Actually I will mention a thought I've had about one of the consumer apps...
- Retina. "It’s for color-blind people like me. You hold it in front of something—clothes in your closet, for example—and it tells you by name what color you’re seeing." This is an examplary augmented reality application, intriguing not so much for what it does -- which is of great value, I don't mean to denigrate it -- but for what it portends. As image analysis becomes more sophisticated, it's easy to picture diagnostic tools that will look at the patient in visible light and infrared and point out diagnostic signs the clinician might overlook. A more prosaic application not yet built but within the reach of current technology would be a program that "looks" at the patient and points out relevant facts and decision guidelines based on the part of the patient's body on which the phone's camera is focused.
I think all this is intimately related to the technology I spotlighted in my recent post on the Open Data Kit, which is aimed at moving advanced tech for the clinician into community settings. As I said in that post, these types of tools will serve the developed world as well as the developing world, because even in the most advanced economies there are segments of the population that are underserved because they can't or won't go to a traditional healthcare provider setting.

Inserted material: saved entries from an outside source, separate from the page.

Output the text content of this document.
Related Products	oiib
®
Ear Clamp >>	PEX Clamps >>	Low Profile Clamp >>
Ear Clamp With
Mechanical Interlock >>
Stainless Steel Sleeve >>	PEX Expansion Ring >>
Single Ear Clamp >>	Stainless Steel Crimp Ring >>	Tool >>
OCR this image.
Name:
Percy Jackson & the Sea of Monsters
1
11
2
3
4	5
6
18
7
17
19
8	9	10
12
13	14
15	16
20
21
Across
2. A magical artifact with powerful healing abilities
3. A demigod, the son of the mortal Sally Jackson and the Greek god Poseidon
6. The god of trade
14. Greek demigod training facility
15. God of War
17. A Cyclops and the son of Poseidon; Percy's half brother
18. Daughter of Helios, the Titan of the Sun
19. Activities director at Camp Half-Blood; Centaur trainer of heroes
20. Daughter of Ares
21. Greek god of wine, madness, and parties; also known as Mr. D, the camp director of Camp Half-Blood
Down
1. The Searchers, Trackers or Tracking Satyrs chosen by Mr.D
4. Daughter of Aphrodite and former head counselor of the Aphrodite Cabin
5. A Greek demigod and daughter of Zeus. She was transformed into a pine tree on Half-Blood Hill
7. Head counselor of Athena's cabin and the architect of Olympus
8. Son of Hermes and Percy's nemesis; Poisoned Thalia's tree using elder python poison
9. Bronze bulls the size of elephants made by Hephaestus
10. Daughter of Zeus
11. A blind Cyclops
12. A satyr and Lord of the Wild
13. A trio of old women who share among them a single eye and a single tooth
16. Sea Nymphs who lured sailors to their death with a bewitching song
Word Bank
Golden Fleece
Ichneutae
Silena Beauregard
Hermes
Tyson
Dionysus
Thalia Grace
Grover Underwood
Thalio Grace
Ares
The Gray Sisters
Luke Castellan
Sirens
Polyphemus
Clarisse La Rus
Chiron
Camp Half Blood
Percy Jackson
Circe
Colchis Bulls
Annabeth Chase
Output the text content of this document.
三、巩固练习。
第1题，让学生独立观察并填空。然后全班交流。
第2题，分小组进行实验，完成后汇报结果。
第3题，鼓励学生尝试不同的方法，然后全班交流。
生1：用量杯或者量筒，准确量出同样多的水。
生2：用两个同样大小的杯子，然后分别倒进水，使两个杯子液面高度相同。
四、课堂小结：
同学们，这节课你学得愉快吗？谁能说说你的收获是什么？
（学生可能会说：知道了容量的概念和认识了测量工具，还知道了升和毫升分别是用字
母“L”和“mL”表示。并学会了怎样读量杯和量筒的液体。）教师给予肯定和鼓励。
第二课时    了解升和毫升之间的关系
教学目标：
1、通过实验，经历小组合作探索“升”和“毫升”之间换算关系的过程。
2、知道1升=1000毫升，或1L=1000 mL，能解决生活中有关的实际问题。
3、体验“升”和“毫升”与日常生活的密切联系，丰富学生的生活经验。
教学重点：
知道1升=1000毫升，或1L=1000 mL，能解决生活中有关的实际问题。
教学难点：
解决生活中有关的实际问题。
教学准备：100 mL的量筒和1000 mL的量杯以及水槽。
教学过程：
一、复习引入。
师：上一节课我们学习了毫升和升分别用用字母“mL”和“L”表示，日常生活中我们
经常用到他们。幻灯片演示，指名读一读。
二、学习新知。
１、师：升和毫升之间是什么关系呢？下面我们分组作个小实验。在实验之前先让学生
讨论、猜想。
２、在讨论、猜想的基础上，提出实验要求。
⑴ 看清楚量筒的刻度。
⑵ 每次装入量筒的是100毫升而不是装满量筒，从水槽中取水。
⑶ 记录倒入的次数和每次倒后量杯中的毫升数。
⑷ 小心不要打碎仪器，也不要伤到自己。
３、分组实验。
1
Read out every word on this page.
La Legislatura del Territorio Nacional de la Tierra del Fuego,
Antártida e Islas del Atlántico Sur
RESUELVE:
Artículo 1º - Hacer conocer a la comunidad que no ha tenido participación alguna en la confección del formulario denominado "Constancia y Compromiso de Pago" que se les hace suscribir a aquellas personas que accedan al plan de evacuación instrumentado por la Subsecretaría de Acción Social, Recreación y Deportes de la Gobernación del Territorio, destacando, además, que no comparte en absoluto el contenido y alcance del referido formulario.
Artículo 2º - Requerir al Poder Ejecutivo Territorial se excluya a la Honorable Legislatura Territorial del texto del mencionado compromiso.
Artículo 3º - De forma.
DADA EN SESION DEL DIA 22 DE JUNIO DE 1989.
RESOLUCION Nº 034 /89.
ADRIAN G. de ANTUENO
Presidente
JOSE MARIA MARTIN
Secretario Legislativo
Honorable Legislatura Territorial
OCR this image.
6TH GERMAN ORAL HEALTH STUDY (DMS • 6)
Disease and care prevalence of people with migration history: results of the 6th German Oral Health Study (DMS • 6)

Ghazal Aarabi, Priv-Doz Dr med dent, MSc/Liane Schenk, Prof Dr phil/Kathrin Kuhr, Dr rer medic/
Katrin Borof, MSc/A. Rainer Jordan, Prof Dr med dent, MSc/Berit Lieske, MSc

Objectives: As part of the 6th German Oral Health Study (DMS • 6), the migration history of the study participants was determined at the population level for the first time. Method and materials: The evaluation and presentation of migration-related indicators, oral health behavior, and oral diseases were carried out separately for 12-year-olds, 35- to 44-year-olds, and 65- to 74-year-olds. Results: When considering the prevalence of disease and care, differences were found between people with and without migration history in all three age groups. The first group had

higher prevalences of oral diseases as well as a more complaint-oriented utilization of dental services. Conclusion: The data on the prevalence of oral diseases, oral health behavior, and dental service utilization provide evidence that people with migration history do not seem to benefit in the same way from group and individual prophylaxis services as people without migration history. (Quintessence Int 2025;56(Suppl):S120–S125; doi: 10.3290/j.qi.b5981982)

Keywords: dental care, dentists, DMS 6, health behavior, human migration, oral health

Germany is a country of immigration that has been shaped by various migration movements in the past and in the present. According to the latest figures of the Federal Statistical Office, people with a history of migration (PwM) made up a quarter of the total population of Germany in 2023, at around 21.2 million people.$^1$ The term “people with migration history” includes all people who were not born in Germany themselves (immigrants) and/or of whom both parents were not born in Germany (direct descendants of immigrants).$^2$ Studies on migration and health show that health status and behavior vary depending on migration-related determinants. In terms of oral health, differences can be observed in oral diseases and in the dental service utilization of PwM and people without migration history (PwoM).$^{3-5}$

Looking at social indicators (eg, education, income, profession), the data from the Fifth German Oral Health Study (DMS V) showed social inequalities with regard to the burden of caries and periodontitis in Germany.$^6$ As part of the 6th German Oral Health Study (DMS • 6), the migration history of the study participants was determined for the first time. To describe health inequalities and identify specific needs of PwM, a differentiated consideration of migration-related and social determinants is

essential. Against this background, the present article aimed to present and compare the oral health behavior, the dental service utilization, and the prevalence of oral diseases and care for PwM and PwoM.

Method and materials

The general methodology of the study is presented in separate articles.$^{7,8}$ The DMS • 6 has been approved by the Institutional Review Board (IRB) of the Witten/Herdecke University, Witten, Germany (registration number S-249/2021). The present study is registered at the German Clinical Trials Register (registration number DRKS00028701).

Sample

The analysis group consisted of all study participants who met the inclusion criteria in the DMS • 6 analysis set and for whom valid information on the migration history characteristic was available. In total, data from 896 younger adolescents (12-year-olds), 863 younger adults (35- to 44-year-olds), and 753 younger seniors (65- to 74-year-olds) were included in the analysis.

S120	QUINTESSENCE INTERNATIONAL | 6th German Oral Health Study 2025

There are challenges in all this that take some of the rosy glow out of the picture, notably patient privacy and truth maintenance, i.e. making sure the various information stores relied on by the remote devices have the most up to date information, and can update it as well. In addition there is the very real concern I feel as a patient that healthcare providers may become overly dependent on distributed computing and communications technologies, and be at a loss when connections break down (and they will, oh yes, they will).
Nonetheless, on balance the future for these technologies is bright and getting brighter, and the value they add is potentially enormous.